A. I'm not a coffee drinker

B. It's addictive. I know that doesn't seem like much, but I will get addicted, for certain. People with ADHD are more vulnerable to addiction, any kind of addiction. I know myself and I know I'll get hooked, possibly hard. I don't want to get addicted to even a benign substance like caffeine as a replacement for my medication.

C. It's not a replacement for proper ADHD medication and all the things affected besides alertness.

So, yeah, things are going very slowly, and that's why. To change things up, I decided to write a new story, a story set right after Swimming Lessons (one could view it as a sequel). That's also going a bit slowly, but I'm hoping you'll all like it. And I'm sorry for how slow I am, even normally. This just makes it all worse. I should have taken care of this a long time ago, but I didn't, and I'm suffering for it.

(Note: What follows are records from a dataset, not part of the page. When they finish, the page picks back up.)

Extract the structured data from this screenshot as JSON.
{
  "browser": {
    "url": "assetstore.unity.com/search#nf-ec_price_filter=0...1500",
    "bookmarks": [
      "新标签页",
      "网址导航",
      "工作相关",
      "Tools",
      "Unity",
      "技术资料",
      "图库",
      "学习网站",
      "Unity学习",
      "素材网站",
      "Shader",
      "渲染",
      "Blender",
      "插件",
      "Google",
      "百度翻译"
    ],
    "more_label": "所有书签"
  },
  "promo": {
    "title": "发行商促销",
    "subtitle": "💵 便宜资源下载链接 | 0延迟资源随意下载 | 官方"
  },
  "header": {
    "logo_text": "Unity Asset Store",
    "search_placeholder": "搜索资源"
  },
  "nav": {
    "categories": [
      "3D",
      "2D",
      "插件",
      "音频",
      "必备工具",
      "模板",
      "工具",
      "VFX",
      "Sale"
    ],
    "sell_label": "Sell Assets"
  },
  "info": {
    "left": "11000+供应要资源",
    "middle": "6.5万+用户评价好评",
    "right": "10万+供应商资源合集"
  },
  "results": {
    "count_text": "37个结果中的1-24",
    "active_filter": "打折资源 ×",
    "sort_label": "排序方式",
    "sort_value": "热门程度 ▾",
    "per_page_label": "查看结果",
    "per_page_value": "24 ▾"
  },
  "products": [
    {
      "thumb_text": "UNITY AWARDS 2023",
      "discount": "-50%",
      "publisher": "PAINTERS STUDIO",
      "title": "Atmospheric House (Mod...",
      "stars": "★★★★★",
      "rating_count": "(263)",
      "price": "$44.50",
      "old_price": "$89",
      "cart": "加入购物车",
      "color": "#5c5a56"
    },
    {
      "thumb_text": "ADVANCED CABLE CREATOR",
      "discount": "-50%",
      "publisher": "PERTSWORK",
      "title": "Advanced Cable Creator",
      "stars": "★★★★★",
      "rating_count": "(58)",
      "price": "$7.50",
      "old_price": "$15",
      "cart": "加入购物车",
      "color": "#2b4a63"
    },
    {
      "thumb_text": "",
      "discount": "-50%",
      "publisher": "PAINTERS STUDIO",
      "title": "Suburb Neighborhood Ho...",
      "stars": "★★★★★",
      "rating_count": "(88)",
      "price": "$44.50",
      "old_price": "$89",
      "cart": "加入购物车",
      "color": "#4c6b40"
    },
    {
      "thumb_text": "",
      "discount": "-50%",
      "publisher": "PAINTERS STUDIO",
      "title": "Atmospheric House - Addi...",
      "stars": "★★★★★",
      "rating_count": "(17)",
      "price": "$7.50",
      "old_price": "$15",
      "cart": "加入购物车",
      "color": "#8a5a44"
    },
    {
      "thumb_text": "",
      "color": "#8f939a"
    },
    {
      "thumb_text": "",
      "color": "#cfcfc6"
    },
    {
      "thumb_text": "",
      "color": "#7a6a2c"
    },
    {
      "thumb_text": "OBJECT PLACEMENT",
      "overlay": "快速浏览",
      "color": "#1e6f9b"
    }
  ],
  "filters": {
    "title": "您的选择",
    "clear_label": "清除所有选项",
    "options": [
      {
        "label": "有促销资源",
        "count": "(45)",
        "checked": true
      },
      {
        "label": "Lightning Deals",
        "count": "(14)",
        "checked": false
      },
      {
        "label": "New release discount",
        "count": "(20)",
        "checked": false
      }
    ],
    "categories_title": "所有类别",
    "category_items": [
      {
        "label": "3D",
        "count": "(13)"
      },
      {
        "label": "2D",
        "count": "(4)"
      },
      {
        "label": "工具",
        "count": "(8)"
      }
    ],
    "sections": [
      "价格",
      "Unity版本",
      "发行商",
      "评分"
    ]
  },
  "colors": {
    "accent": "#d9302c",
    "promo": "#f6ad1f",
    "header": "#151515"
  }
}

That's all I wanted to say. Until next time, guys.

Comments ( 2 )

Oh jeez, I hope everything works out for you! Also a sequel to Swimming Lessons sounds fun! Lookin' forward to what you write :)

5219858
Thank you. I do, too. I want my medicine back. I want to feel more normal every day. I know it might not seem like much to some people, but the drowsy spells, the lesser concentration, they're all very disruptive. But that's still months off.